Both these methods suck and result in a ton of data that is not targeted to my exon of interest. Why on earth these tools parse the entire bam instead of the region of interest I specified in my gtf/bed file is beyond me. I actually don't think any tool exists that can parse only the specified region of my bam and give me an single line output containing the count of my exon of interest.
how about ?
When you test a method, it's wise to create a model subset of your data and test on it. Even subsetting 10% of your BAM data would yield a better testing method than running all your data through a tool.
Already tried that. The output of htseq-count and bedtools coverage is smaller but it doesn't solve the fundamental problem of the output file being exon specific. I'm trying dexseq right now. Hopefully that tool won't produce gibberish.
Are you trying each new tool on the 10% subset or the whole dataset?
And everything is gibberish? ¯\_(ツ)_/¯
Yes, initially I was trying the tool on the entire bam thinking that the tools would use the provided GTF or BED files to target the specified exon instead of parsing the entire file. Why the heck these tools parse the entire file when the user specifies a targeted region is beyond me. Then I made the bam subset and reran. The bedtools output keeps breaking up my exon into subsets (no idea why). Htseq-count outputs... nothing. I've found a solution though. samtools depth does give me depths at each base which is close enough for me. I should have used that from the beginning.

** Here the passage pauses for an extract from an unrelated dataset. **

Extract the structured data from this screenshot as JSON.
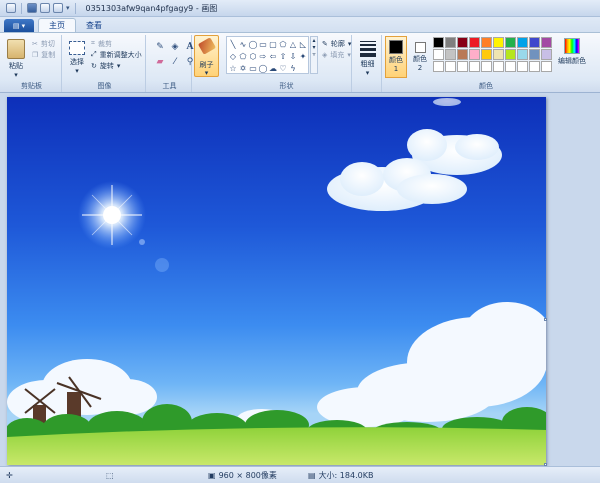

How can you get a 4.9Gb file with htseq-count and a gtf with only one line? What is the content of this file?
that marks a region of 26 bp. Coverage has to be in the ... tens of thousands (or a magnitude of scale larger) to get this big a file.
Doesn't htseq outputs only count numbers? Output should be:
And counts for each one of those. How can such a file be 4.9Gb? What I am missing here?
Yup, the file is populated with repeats of what you posted above. I've given up on htseq-count. I used samtools depth to get my answer. I have no idea what is up with htseq-count. Could be some config/package dependency bug on our cluster.
Maybe the output is not gibberish and just needs summarizing? Did you try Google-ing
how to interpret htseq output
?doesn't the GTF file for input to htseq-count needs to have this kind of format in the last column?:
so with '=' sign and no spaces ?
Hi! @RamRS
Were you able to find a way out to count number of reads aligning to a specific exon? Please help. I am facing the same problem.
I wasn't really looking for one. This thread is 2 years old though, so I don't recall what I was doing at that time.